Fall 2021 Presentation Abstracts


An acoustic and computer graphics perspective for HRTF
personalization for spatial audio in AR/VR

Yuxiang Wang and Neil Zhang

The head-related Transfer Function (HRTF) describes how humans perceive spatial audio. HRTFs cover various directions are individual. Most current spatial audio displays use generic HRTF to provide spatial cues for customers, but it may result in vague or misplaced spatial perception. Personalizing HRTF has wide applications in AR/VR games and virtual scene reconstruction.

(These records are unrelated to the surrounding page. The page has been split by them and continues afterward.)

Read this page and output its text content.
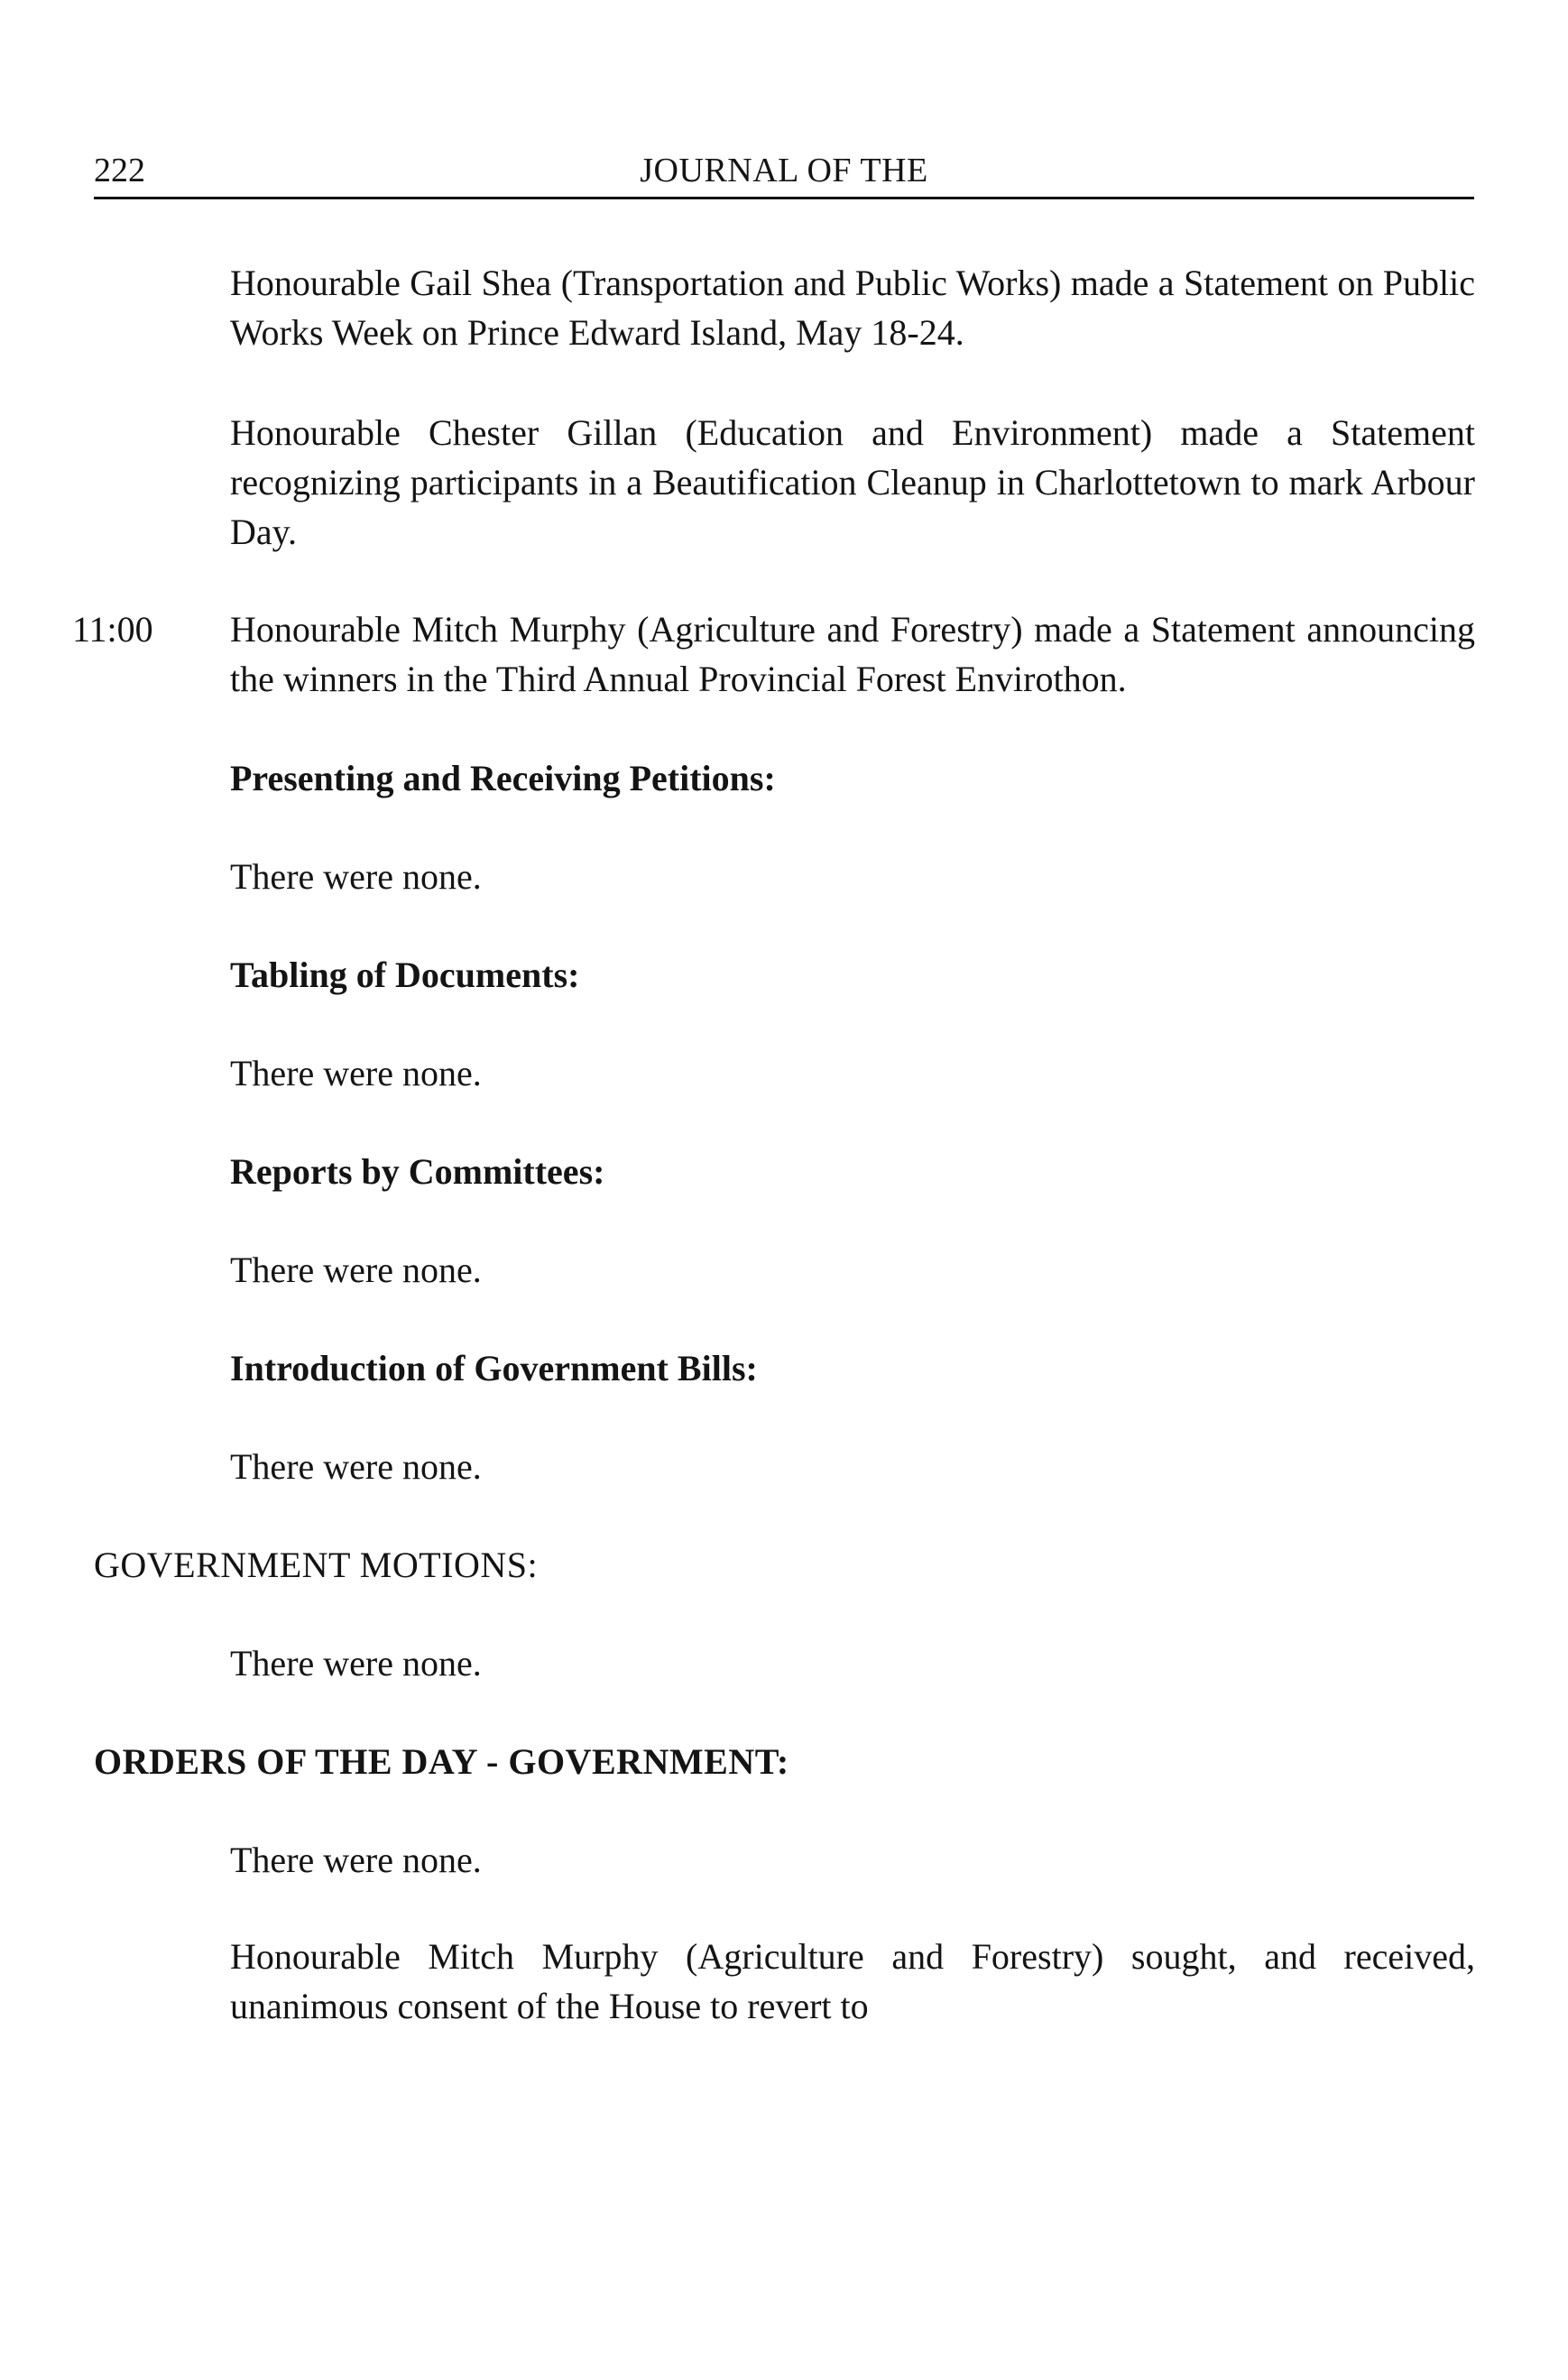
222	JOURNAL OF THE
Honourable Gail Shea (Transportation and Public Works) made a Statement on Public Works Week on Prince Edward Island, May 18-24.
Honourable Chester Gillan (Education and Environment) made a Statement recognizing participants in a Beautification Cleanup in Charlottetown to mark Arbour Day.
11:00 Honourable Mitch Murphy (Agriculture and Forestry) made a Statement announcing the winners in the Third Annual Provincial Forest Envirothon.
Presenting and Receiving Petitions:
There were none.
Tabling of Documents:
There were none.
Reports by Committees:
There were none.
Introduction of Government Bills:
There were none.
GOVERNMENT MOTIONS:
There were none.
ORDERS OF THE DAY - GOVERNMENT:
There were none.
Honourable Mitch Murphy (Agriculture and Forestry) sought, and received, unanimous consent of the House to revert to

To efficiently achieve this goal, we need the research background in both acoustics and machine learning, as well as some inputs from computer vision. We are combining our strengths in different backgrounds to find a unique approach to this research question.

We first found efficient representations to reduce the dimension of both the HRTF data and the hear-torse geometry. Then we built a machine learning framework to find the relation between the compact presentation of both the acoustic data and geometric data. By adapting these methods, we were able to predict global HRTFs with decent error across all spatial and temporal dimensions.


Augmented Pianoroll

Frank Cwitkowitz, Eleni Patelaki, & Jeremy Goodsell

Learning to play the piano can be a difficult, lengthy, and frustrating task. What’s more, this process typically involves learning how to read sheet music, which can be cumbersome and unintuitive for many people. Recently, in the digital era, the need to understand sheet music has been circumvented by employing animated “pianoroll”, a binary time-frequency representation that indicates the piano keys which should be active across time. This representation of music makes playing piano more accessible, but it is still disconnected from the instrument, as one must follow the animation on a separate device. In this project, we propose to overlay animated pianoroll directly atop a physical piano using the HoloLens 2. We generalize our application such that, through a user interface, a user can select any MIDI file in the device’s storage to display as augmented pianoroll, anchoring it to the piano using QR code tracking. Furthermore, we provide real-time feedback on the user’s performance by comparing the expected key activity to the key activity estimated using an on-device piano transcription model. The application was successful and will undergo future development in preparation for some form of release.


An AR Solution for Blinds Navigation

Narges Mohammadi and Shadi Sartipi

This project entitled “Developing AR/VR solutions for blind people navigation” is about developing a user-friendly application which aim to transfer the visual information captured by the device cameras and sensor to a mix of audio signals to give the subject the sense of awareness for the surrounding environment. This applicationrequires scene understanding using spatial meshing, machine vision for object detection and generating spatial audio. In fact, this work tries to give a sound to silent objects in the environment and present the semantic information in the surrounding to users by combinations of spatial audio clues to not only avoid but also locate the interested objects while avoiding cognitive overloads to the user.